The severe loss of ticket revenue, which funds infrastructure maintenance programs on Amtrak’s busy Northeast Corridor, was a major concern for Chao. These intercity routes move millions of people to their jobs every day. The CARES Act funding will be used to help Amtrak cope with the loss of ticket revenue.
“This funding by the federal government is a lifeline for the transportation network and its workers, who millions of Americans in rural and urban areas rely upon. Among other things, this funding will allow continuation of safety, critical track, and infrastructure maintenance to help keep Amtrak operational and ready to roll when America’s economic recovery ramps up,” Chao said in a wide-ranging interview with the Washington Examiner.
Chao calls Amtrak’s Acela Corridor in the Northeast an important and very viable alternative to air travel. “That region is a very busy air corridor,” she said. “The shuttle from Washington, New York, to Boston is one of the most lucrative airline routes in our country. And yet, sometimes when the weather is bad or when there is a certain disruption caused by a string of, let’s say, air traffic control delays from one of the other air traffic control areas, Amtrak becomes a very viable and efficient alternative in addition to being just an efficient alternative on its own.”
In mid-March, Amtrak canceled its Acela Express trains in the Northeast as demand disintegrated when intercity travel ceased and successive states issued stay-at-home orders. So far, the Northeast Regional trains are still running, albeit at a steeply reduced level.
“With Acela’s traffic basically being reduced to zero, maybe 1%, Amtrak took the unprecedented action of just canceling Acela,” said Chao, adding that “it will not be operational through May. But people still have to travel through that corridor. So, the regionals are being maintained.

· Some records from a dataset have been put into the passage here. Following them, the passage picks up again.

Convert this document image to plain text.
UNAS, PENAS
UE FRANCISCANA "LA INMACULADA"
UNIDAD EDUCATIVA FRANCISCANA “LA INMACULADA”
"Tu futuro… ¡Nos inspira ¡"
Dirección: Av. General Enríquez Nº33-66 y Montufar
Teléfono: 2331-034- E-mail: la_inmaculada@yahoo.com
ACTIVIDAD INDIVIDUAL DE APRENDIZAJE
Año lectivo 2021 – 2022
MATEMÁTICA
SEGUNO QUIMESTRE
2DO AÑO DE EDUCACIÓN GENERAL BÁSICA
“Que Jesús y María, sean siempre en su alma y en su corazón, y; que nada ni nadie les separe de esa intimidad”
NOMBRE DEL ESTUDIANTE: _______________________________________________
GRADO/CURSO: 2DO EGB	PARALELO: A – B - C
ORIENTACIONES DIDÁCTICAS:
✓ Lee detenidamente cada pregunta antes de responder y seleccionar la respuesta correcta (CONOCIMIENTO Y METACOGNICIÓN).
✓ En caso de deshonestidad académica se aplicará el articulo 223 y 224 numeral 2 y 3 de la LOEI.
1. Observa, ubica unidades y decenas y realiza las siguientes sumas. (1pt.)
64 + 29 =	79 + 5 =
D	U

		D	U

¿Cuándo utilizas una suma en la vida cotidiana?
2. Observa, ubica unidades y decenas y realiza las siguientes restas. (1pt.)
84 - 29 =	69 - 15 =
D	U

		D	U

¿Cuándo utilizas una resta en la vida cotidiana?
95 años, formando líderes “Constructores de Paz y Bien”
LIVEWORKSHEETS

Many of our long-distance routes have been canceled, again due to reductions in consumer demand.”
Chao herself is a frequent Acela user: “I’ve actually been on Amtrak a lot from just the Northeast Corridor because I have family up in New York, and so I go up and down quite a bit, and obviously, it’s just heartbreaking to see the reduction in revenue.”
She finds the setback even more troubling because Amtrak was finally on track to inch toward a goal it promised on May 1, 1971. That day, the newly formed, federally subsidized semipublic corporation boasted of turning a profit within three years. “This was the first year in which they were going to break even,” Chao said. “Everything was going along so well.”
The carrier hit record new numbers in ridership in both Northeast Corridor lines and state-supported lines last year, with an increase of over 800,000 riders over the previous year.